Hrvatski

An evening of Croatian music with excellent soloists and strings

Date created: 15.07.2022.

The Dubrovnik Symphony Orchestra String Chamber Ensemble with the young soloists Franjo Bilić on harpsichord and Lovro Merčep on saxophone under the baton of maestro Ivan Hut held a concert dedicated to Croatian composers last night, 14 July in the Rector’s Palace Atrium.

 soloist merčep, maestro hut, strings

The concert was dedicated to Croatian music and for that fact aroused considerable interest from local and foreign audiences. From the very start it was set on a high artistic level with the 'psychedelic' Andantino for strings and harpsichord by Marko Ruždjak, performed by the DSO’s String Chamber Ensemble and Franjo Bilić whose excellent musicianship on the harpsichord enchanted the audience. Ruždjak's unique, refined style and intellectual approach to music are evident in Andantino, composed in 1982 for the Zagreb Soloists, with a certain ‘retro’ flair to the instrumentation and harmonics.

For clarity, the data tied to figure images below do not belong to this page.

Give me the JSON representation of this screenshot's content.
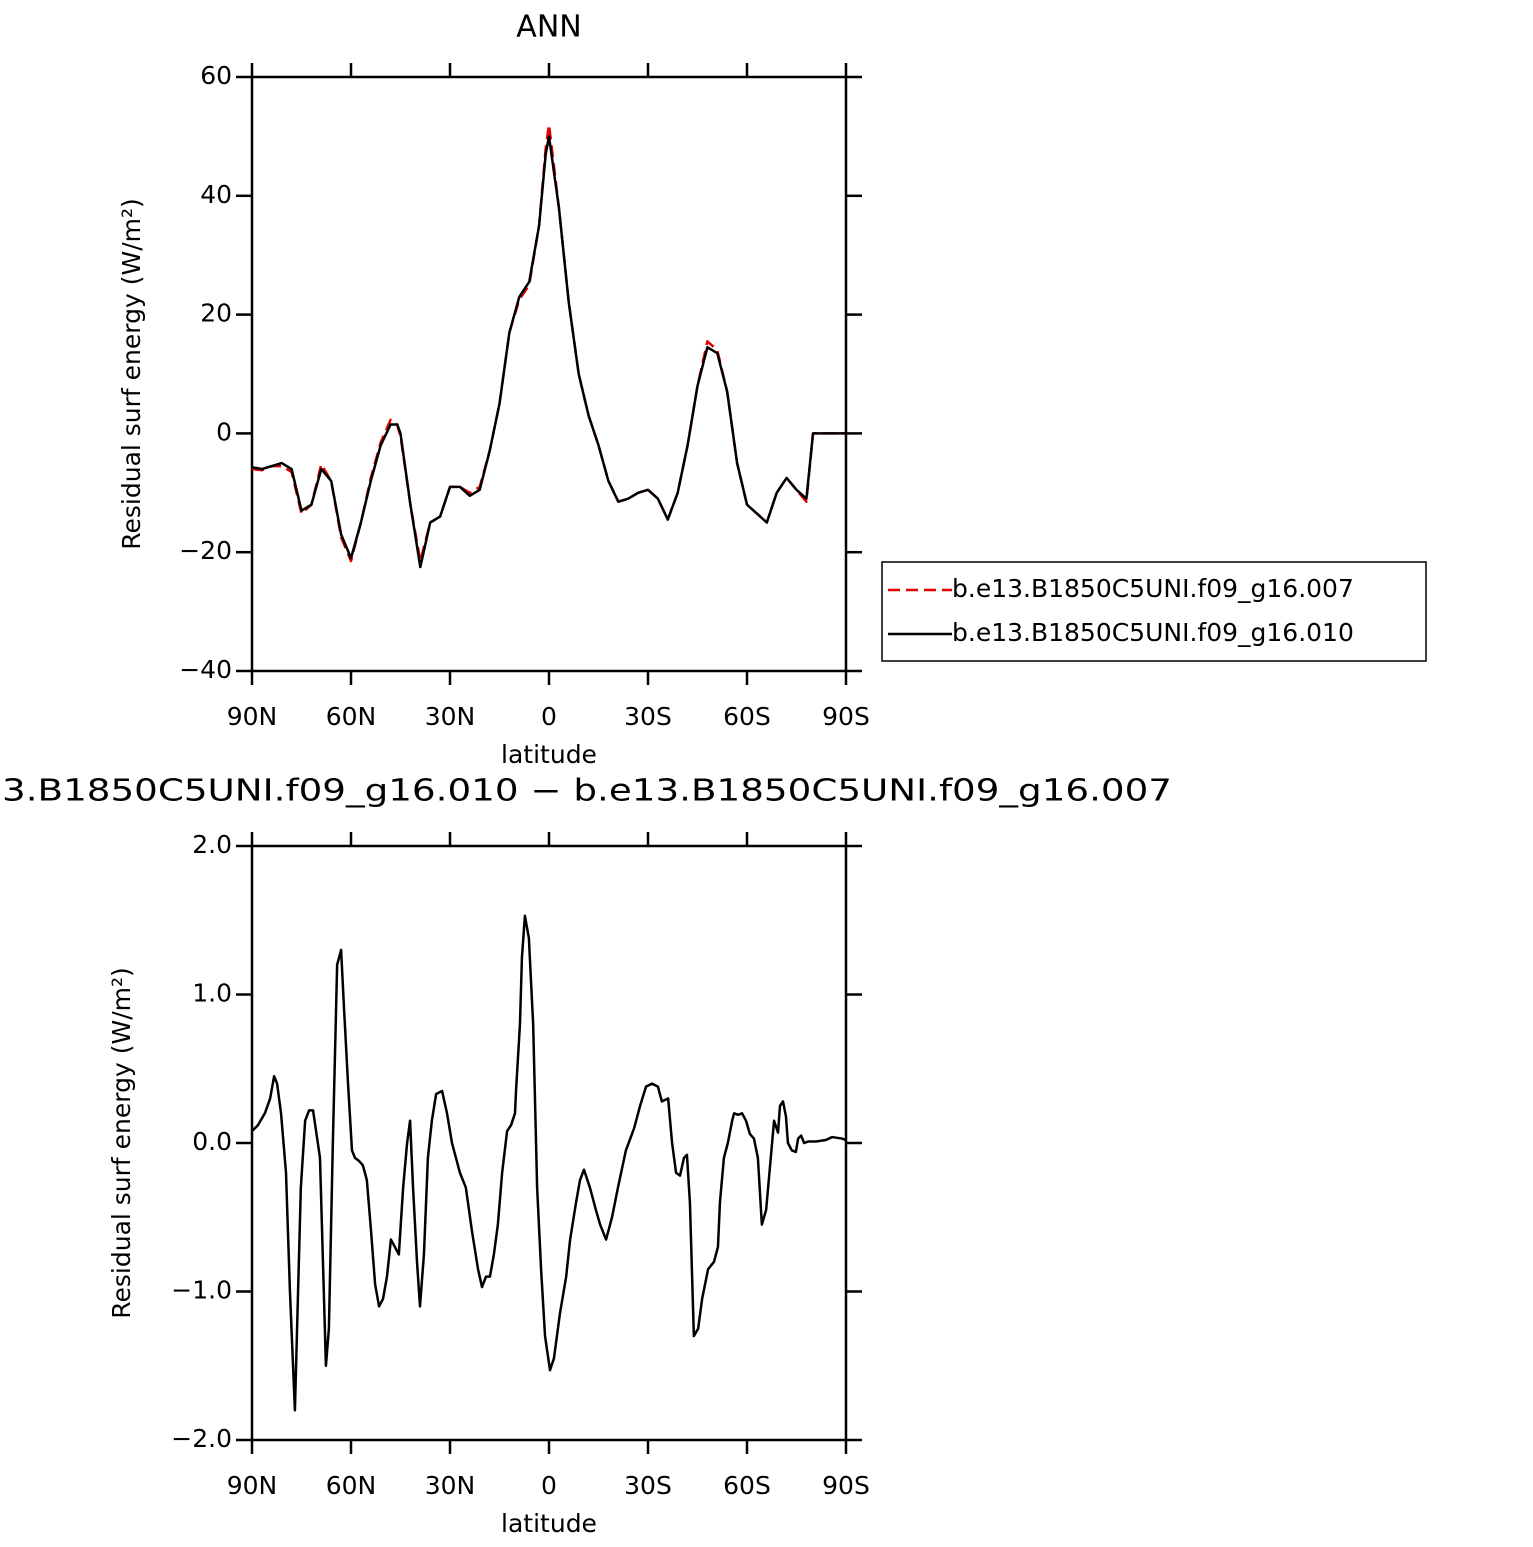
{
  "chart_data": [
    {
      "type": "line",
      "title": "ANN",
      "xlabel": "latitude",
      "ylabel": "Residual surf energy (W/m²)",
      "x": [
        90,
        87,
        84,
        81,
        78,
        75,
        72,
        69,
        66,
        63,
        60,
        57,
        54,
        51,
        48,
        46,
        45,
        42,
        39,
        36,
        33,
        30,
        27,
        24,
        21,
        18,
        15,
        12,
        9,
        6,
        3,
        1,
        0,
        -3,
        -6,
        -9,
        -12,
        -15,
        -18,
        -21,
        -24,
        -27,
        -30,
        -33,
        -36,
        -39,
        -42,
        -45,
        -48,
        -51,
        -54,
        -57,
        -60,
        -63,
        -66,
        -69,
        -72,
        -75,
        -78,
        -80,
        -84,
        -90
      ],
      "series": [
        {
          "name": "b.e13.B1850C5UNI.f09_g16.007",
          "color": "#e00000",
          "dash": true,
          "values": [
            -6,
            -6.2,
            -5.5,
            -5.5,
            -6.5,
            -13.5,
            -12,
            -5.2,
            -8,
            -17.5,
            -21.5,
            -15,
            -7.5,
            -1.5,
            2.3,
            1.5,
            -0.5,
            -12,
            -21.5,
            -15,
            -14,
            -9,
            -9,
            -10,
            -9,
            -3,
            5,
            17,
            22.5,
            25,
            35,
            48,
            52,
            38,
            22,
            10,
            3,
            -2,
            -8,
            -11.5,
            -11,
            -10,
            -9.5,
            -11,
            -14.5,
            -10,
            -2,
            8,
            15.5,
            14,
            7,
            -5,
            -12,
            -13.5,
            -15,
            -10,
            -7.5,
            -9.5,
            -11.5,
            0,
            0,
            0
          ]
        },
        {
          "name": "b.e13.B1850C5UNI.f09_g16.010",
          "color": "#000000",
          "dash": false,
          "values": [
            -5.7,
            -6,
            -5.5,
            -5,
            -6,
            -13,
            -12,
            -6,
            -8,
            -17,
            -21,
            -15,
            -8,
            -2,
            1.5,
            1.5,
            0,
            -12,
            -22.5,
            -15,
            -14,
            -9,
            -9,
            -10.5,
            -9.5,
            -3,
            5,
            17,
            23,
            25.5,
            35,
            47,
            50,
            38,
            22,
            10,
            3,
            -2,
            -8,
            -11.5,
            -11,
            -10,
            -9.5,
            -11,
            -14.5,
            -10,
            -2,
            8,
            14.5,
            13.5,
            7,
            -5,
            -12,
            -13.5,
            -15,
            -10,
            -7.5,
            -9.5,
            -11,
            0,
            0,
            0
          ]
        }
      ],
      "xlim": [
        90,
        -90
      ],
      "xticks": [
        {
          "value": 90,
          "label": "90N"
        },
        {
          "value": 60,
          "label": "60N"
        },
        {
          "value": 30,
          "label": "30N"
        },
        0,
        {
          "value": -30,
          "label": "30S"
        },
        {
          "value": -60,
          "label": "60S"
        },
        {
          "value": -90,
          "label": "90S"
        }
      ],
      "ylim": [
        -40,
        60
      ],
      "yticks": [
        60,
        40,
        20,
        0,
        {
          "value": -20,
          "label": "−20"
        },
        {
          "value": -40,
          "label": "−40"
        }
      ]
    },
    {
      "type": "line",
      "title": "3.B1850C5UNI.f09_g16.010 − b.e13.B1850C5UNI.f09_g16.007",
      "xlabel": "latitude",
      "ylabel": "Residual surf energy (W/m²)",
      "x": [
        90,
        88.2,
        86.1,
        84.5,
        83.3,
        82.4,
        81.2,
        79.7,
        78.5,
        77,
        75.2,
        73.9,
        72.7,
        71.5,
        69.4,
        68.5,
        67.6,
        66.7,
        65.5,
        64.2,
        63,
        62.1,
        60.9,
        59.7,
        58.8,
        57.6,
        56.4,
        55.2,
        53.9,
        52.7,
        51.5,
        50.3,
        49.1,
        47.9,
        46.7,
        45.5,
        44.2,
        43,
        42.1,
        41.2,
        40,
        39.1,
        37.9,
        36.7,
        35.5,
        34.2,
        32.4,
        30.9,
        29.4,
        28.2,
        27,
        25.2,
        23.3,
        21.5,
        20.3,
        19.1,
        17.9,
        16.7,
        15.5,
        14.2,
        12.7,
        11.5,
        10.3,
        10,
        8.8,
        8.2,
        7.3,
        6.1,
        4.8,
        3.6,
        2.4,
        1.2,
        -0.3,
        -1.5,
        -3.3,
        -5.2,
        -6.4,
        -8.2,
        -9.4,
        -10.6,
        -12.4,
        -14.2,
        -15.5,
        -17.3,
        -19.1,
        -20.9,
        -23.3,
        -25.8,
        -27.6,
        -29.4,
        -31.2,
        -33,
        -34.2,
        -36.1,
        -37.3,
        -38.5,
        -39.7,
        -40.9,
        -41.8,
        -42.7,
        -43.9,
        -45.2,
        -46.4,
        -48.2,
        -50,
        -51.2,
        -51.8,
        -53,
        -54.2,
        -55.5,
        -56.1,
        -57.3,
        -58.5,
        -59.7,
        -60.9,
        -62.1,
        -63.3,
        -64.5,
        -65.8,
        -66.4,
        -67.6,
        -68.2,
        -69.4,
        -70,
        -70.9,
        -71.8,
        -72.4,
        -73.6,
        -74.8,
        -75.5,
        -76.4,
        -77.3,
        -78.5,
        -80.9,
        -83.9,
        -85.8,
        -88.8,
        -90
      ],
      "series": [
        {
          "color": "#000000",
          "dash": false,
          "values": [
            0.08,
            0.12,
            0.2,
            0.3,
            0.45,
            0.4,
            0.2,
            -0.2,
            -1.0,
            -1.8,
            -0.3,
            0.15,
            0.22,
            0.22,
            -0.1,
            -0.8,
            -1.5,
            -1.25,
            0.0,
            1.2,
            1.3,
            0.9,
            0.4,
            -0.05,
            -0.1,
            -0.12,
            -0.15,
            -0.25,
            -0.6,
            -0.95,
            -1.1,
            -1.05,
            -0.9,
            -0.65,
            -0.7,
            -0.75,
            -0.3,
            0.0,
            0.15,
            -0.3,
            -0.8,
            -1.1,
            -0.75,
            -0.1,
            0.15,
            0.33,
            0.35,
            0.2,
            0.0,
            -0.1,
            -0.2,
            -0.3,
            -0.6,
            -0.85,
            -0.97,
            -0.9,
            -0.9,
            -0.75,
            -0.55,
            -0.2,
            0.08,
            0.12,
            0.2,
            0.35,
            0.8,
            1.25,
            1.53,
            1.38,
            0.8,
            -0.3,
            -0.85,
            -1.3,
            -1.53,
            -1.45,
            -1.15,
            -0.9,
            -0.65,
            -0.4,
            -0.25,
            -0.18,
            -0.3,
            -0.45,
            -0.55,
            -0.65,
            -0.5,
            -0.3,
            -0.05,
            0.1,
            0.25,
            0.38,
            0.4,
            0.38,
            0.28,
            0.3,
            0.0,
            -0.2,
            -0.22,
            -0.1,
            -0.08,
            -0.4,
            -1.3,
            -1.25,
            -1.05,
            -0.85,
            -0.8,
            -0.7,
            -0.4,
            -0.1,
            0.0,
            0.15,
            0.2,
            0.19,
            0.2,
            0.15,
            0.06,
            0.03,
            -0.1,
            -0.55,
            -0.45,
            -0.3,
            0.0,
            0.15,
            0.07,
            0.25,
            0.28,
            0.18,
            0.0,
            -0.05,
            -0.06,
            0.03,
            0.05,
            0.0,
            0.01,
            0.01,
            0.02,
            0.04,
            0.03,
            0.02
          ]
        }
      ],
      "xlim": [
        90,
        -90
      ],
      "xticks": [
        {
          "value": 90,
          "label": "90N"
        },
        {
          "value": 60,
          "label": "60N"
        },
        {
          "value": 30,
          "label": "30N"
        },
        0,
        {
          "value": -30,
          "label": "30S"
        },
        {
          "value": -60,
          "label": "60S"
        },
        {
          "value": -90,
          "label": "90S"
        }
      ],
      "ylim": [
        -2,
        2
      ],
      "yticks": [
        {
          "value": 2,
          "label": "2.0"
        },
        {
          "value": 1,
          "label": "1.0"
        },
        {
          "value": 0,
          "label": "0.0"
        },
        {
          "value": -1,
          "label": "−1.0"
        },
        {
          "value": -2,
          "label": "−2.0"
        }
      ]
    }
  ]
}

Bilić’s calm and collected interpretation, along with the attentive reactions of the DSO’s musicians, transported the audience into a subdued oasis of musical impressions.   

Following was Lovro Merčep on saxophone who introduced himself to the audience with the Sinfonietta for saxophone, strings and percussion and who also did not leave the audience indifferent, quite the contrary, he won them over with his lively performance of this colourful work by the prolific composer Bruno Bjelinski, executing even the most demanding passages with ease. The young soloists responded to the ovations with an encore, selected variations of Marin Marais's Les Folies d'Espagne, and a touch of baroque wit. After a break, the strings shined, eliciting long-lasting applause after each movement, first of Dešpalj arrangements of Bersa's Idyll and then of Papandopoulo's Sinfonietta for Strings. The oldest of the four composers from last night's repertoire is the founder of the Croatian musical Modern Blagoje Bersa, who with his knowledge, hard work and talent took Croatian music to a higher level, as evidenced by the fact that he founded the composition department at the Music Academy in Zagreb. His Idyll, according to some a movement of a would-be autobiographical symphony, was prepared for strings by the recently departed academic Pavle Dešpalj. Recognizable inventiveness and wit as well as exceptional compositional fecundity have included Boris Papandopulo among the most important Croatian composers, and his Sinfonietta for Strings, written in 1938, brings out the best in the string players, intertwining drama and emotion with meditative slowness. The insistent thunderous applause was more than earned by the String Chamber Ensemble and the ever-energetic conductor Ivan Hut, who was repeatedly called for a bow by the delighted crowd thus the maestro and the Ensemble thanked them at the end with a musical addition, Pavle Dešpalj's Longing, a composition for which Dešpalj was awarded the prestigious Croatian discography award Porin in 2002.

dso, soloists bow

The next concert on the music programme is this Sunday, 17 July, when the sensational Cory Henry will perform in Gradac Park, with the next concert in Rector’s Palace already on Monday, 18 July, when the pianist Lovro Pogorelić will play Liszt's Transcendental Etudes in addition to Busoni's arrangement of Bach’s Chaconne.